Deneme
Popüler Aramalar
15/08/2022 11:53
Güncellenme 15/08/2022 13:53
Son dönemin en popüler konularından Web 3.0 ve etrafında dönen NFT’ler ve Metaverse vb. gibi birçok konunun hızlı yükselişini anlamlandırmaya çalışırken, temelde çok önemli bir kavramın gerçek değerini hafif ıskaladığımızı düşünüyorum. Daha doğrusu yarattığı etkinin gücünü anlamadığımızda, arkasından gelen ve gelecek dalgaları da yeterince iyi kavramak mümkün olmuyor. Bahsettiğim teknolojiyle veya yeni bir icatla ilgili değil, tüketimin içerisinde asırlardır olan çok temel bir kavram: “Sahiplik.”
Web 1.0 bizim sanal dünyaya erişmemizi sağladı ve dünya üzerine dağılmış milyonlarca birbirine bağlı bilgisayar üzerindeki bilgilere, içeriklere eriştik. Web 2.0 sayesinde bu sanal dünyaya katkıda bulunabileceğimizi fark ettik ve fotoğraflarımız, videolarımız, yemek tariflerimiz, danslarımızla içerik evrenini hem okuduğumuz hem yazdığımız, paylaşımlı bir sisteme çevirdik.
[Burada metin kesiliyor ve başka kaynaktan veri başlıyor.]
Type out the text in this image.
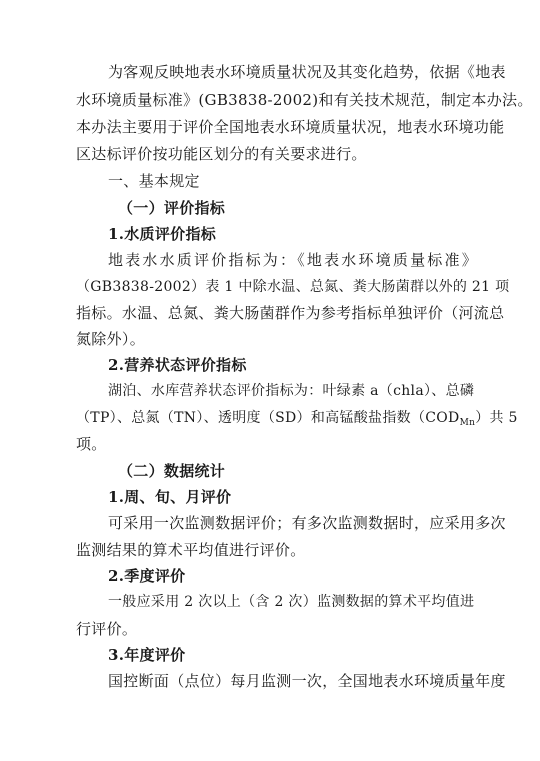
为客观反映地表水环境质量状况及其变化趋势，依据《地表
水环境质量标准》(GB3838-2002)和有关技术规范，制定本办法。
本办法主要用于评价全国地表水环境质量状况，地表水环境功能
区达标评价按功能区划分的有关要求进行。
一、基本规定
（一）评价指标
1.水质评价指标
地表水水质评价指标为：《地表水环境质量标准》
（GB3838-2002）表 1 中除水温、总氮、粪大肠菌群以外的 21 项
指标。水温、总氮、粪大肠菌群作为参考指标单独评价（河流总
氮除外）。
2.营养状态评价指标
湖泊、水库营养状态评价指标为：叶绿素 a（chla）、总磷
（TP）、总氮（TN）、透明度（SD）和高锰酸盐指数$(COD_{Mn})$共 5
项。
（二）数据统计
1.周、旬、月评价
可采用一次监测数据评价；有多次监测数据时，应采用多次
监测结果的算术平均值进行评价。
2.季度评价
一般应采用 2 次以上（含 2 次）监测数据的算术平均值进
行评价。
3.年度评价
国控断面（点位）每月监测一次，全国地表水环境质量年度
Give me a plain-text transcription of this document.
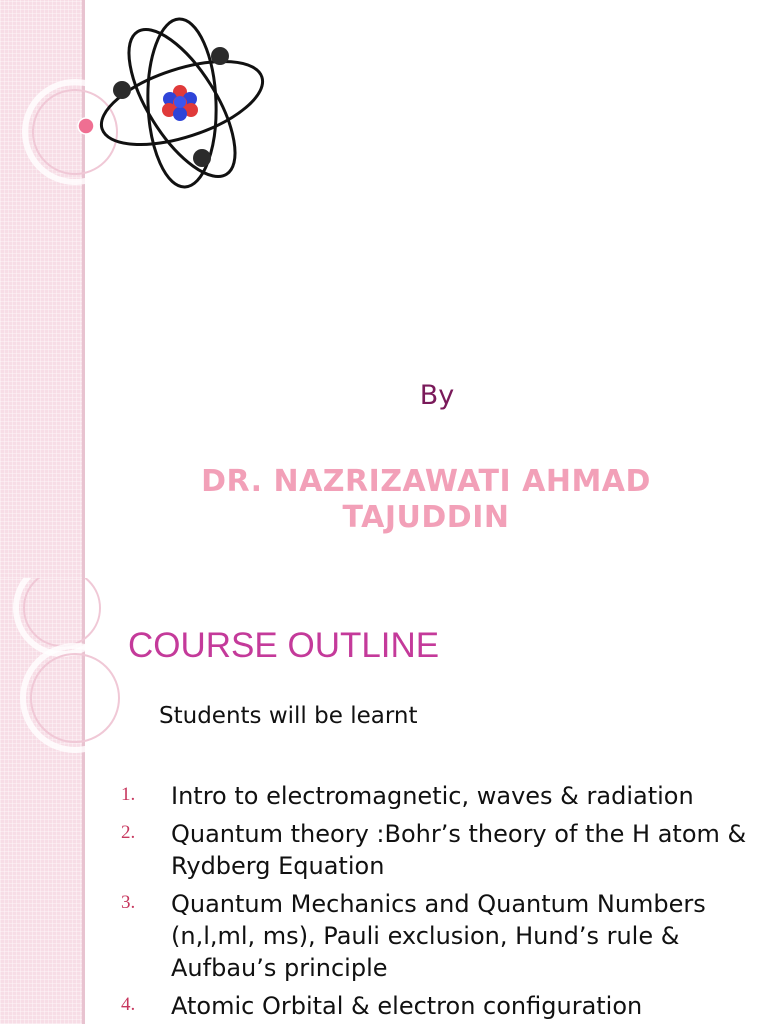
By
DR. NAZRIZAWATI AHMAD
TAJUDDIN
COURSE OUTLINE
Students will be learnt
1. Intro to electromagnetic, waves & radiation
2. Quantum theory :Bohr’s theory of the H atom & Rydberg Equation
3. Quantum Mechanics and Quantum Numbers (n,l,ml, ms), Pauli exclusion, Hund’s rule & Aufbau’s principle
4. Atomic Orbital & electron configuration
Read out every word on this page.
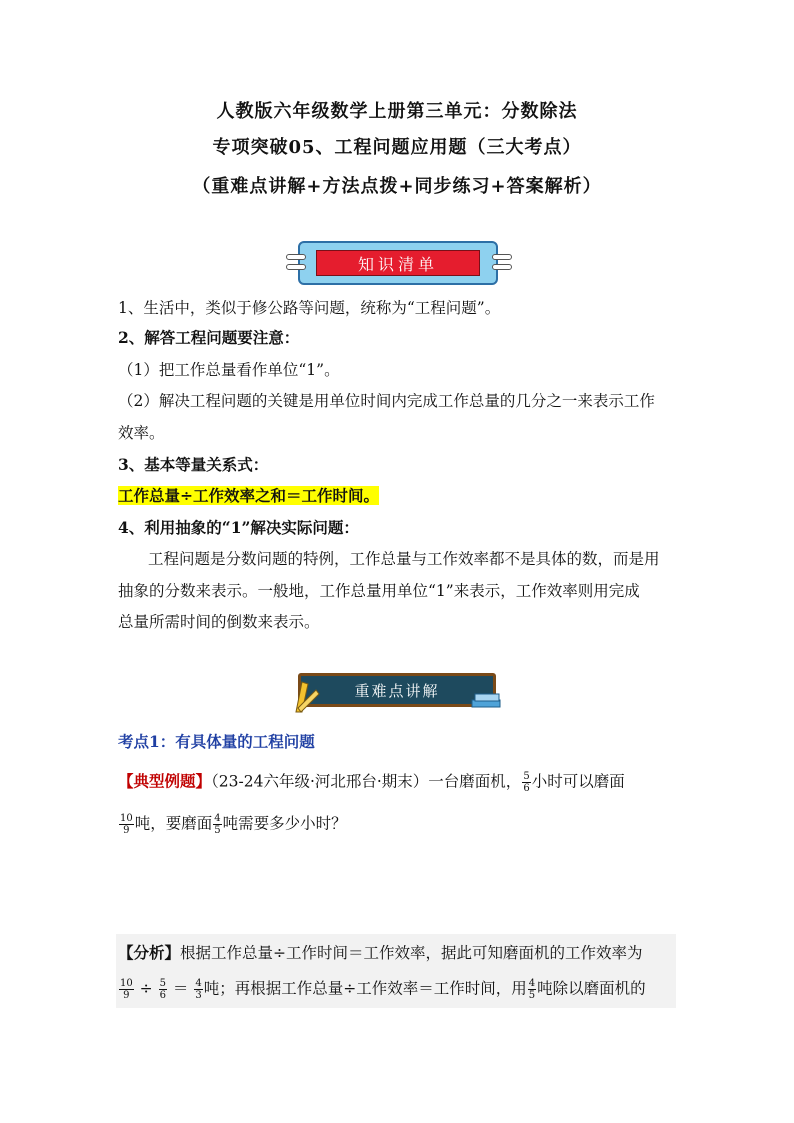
人教版六年级数学上册第三单元：分数除法
专项突破05、工程问题应用题（三大考点）
（重难点讲解+方法点拨+同步练习+答案解析）
知识清单
1、生活中，类似于修公路等问题，统称为“工程问题”。
2、解答工程问题要注意：
（1）把工作总量看作单位“1”。
（2）解决工程问题的关键是用单位时间内完成工作总量的几分之一来表示工作
效率。
3、基本等量关系式：
工作总量÷工作效率之和＝工作时间。
4、利用抽象的“1”解决实际问题：
工程问题是分数问题的特例，工作总量与工作效率都不是具体的数，而是用
抽象的分数来表示。一般地，工作总量用单位“1”来表示，工作效率则用完成
总量所需时间的倒数来表示。
重难点讲解
考点1：有具体量的工程问题
【典型例题】（23-24六年级·河北邢台·期末）一台磨面机， $\frac{5}{6}$ 小时可以磨面
$\frac{10}{9}$ 吨，要磨面 $\frac{4}{5}$ 吨需要多少小时？
【分析】根据工作总量÷工作时间＝工作效率，据此可知磨面机的工作效率为
$\frac{10}{9} \div \frac{5}{6} = \frac{4}{3}$ 吨；再根据工作总量÷工作效率＝工作时间，用 $\frac{4}{5}$ 吨除以磨面机的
Ama Web 3.0 bize sanal ve gerçek dünyanın birbirine geçiştiği bir alan sunuyor. Var olan teknolojik altyapı bize sadece deneyimlemek ve katkıda bulunmanın ötesinde müthiş bir tüketici kavramı olan sahipliğin kapısını sonuna kadar açıyor. Web 3.0 ile deneyimlediğimiz, zaman geçirdiğimiz platformlarda artık dijital varlıklara sahip olabiliyoruz. Tıpkı gerçek dünyada olduğu gibi sadece bize ait, kendimize yakıştırdığımız, bizi tanımlayan, sosyoekonomik seviyemiz, zevklerimiz hatta dünya görüşümüzü yansıtan ürünleri hayatımıza katabiliyoruz.
Peki sahiplik kavramı tek başına neden bu kadar önemli? Web 3.0 ve etrafında konuştuğumuz birçok yeni kavramın bu kadar hızlı büyümesini nasıl ateşliyor? Şunu unutmayalım: Biz tüketiciler süpersonik hızda bir hayat yaşasak da taş devri bir işletim sistemi kullanıyoruz. Tüketimin en temel kavramlarından biri “sahiplik üzerinden kurulan iletişim.” Hepimiz kendimizle ilgili dış dünyayla kurduğumuz iletişimi, sahip olduklarımız aracılığıyla gerçekleştiriyoruz. Bunun lüks tüketim tarafında çok uç noktaları olsa da, her sosyoekonomik seviyede tüketicilerin kendini ifade eden, kimliklerini en doğru yansıtan ürünleri kullanma eğiliminde olduğunu ve bunu sürekli paylaştığını görüyoruz.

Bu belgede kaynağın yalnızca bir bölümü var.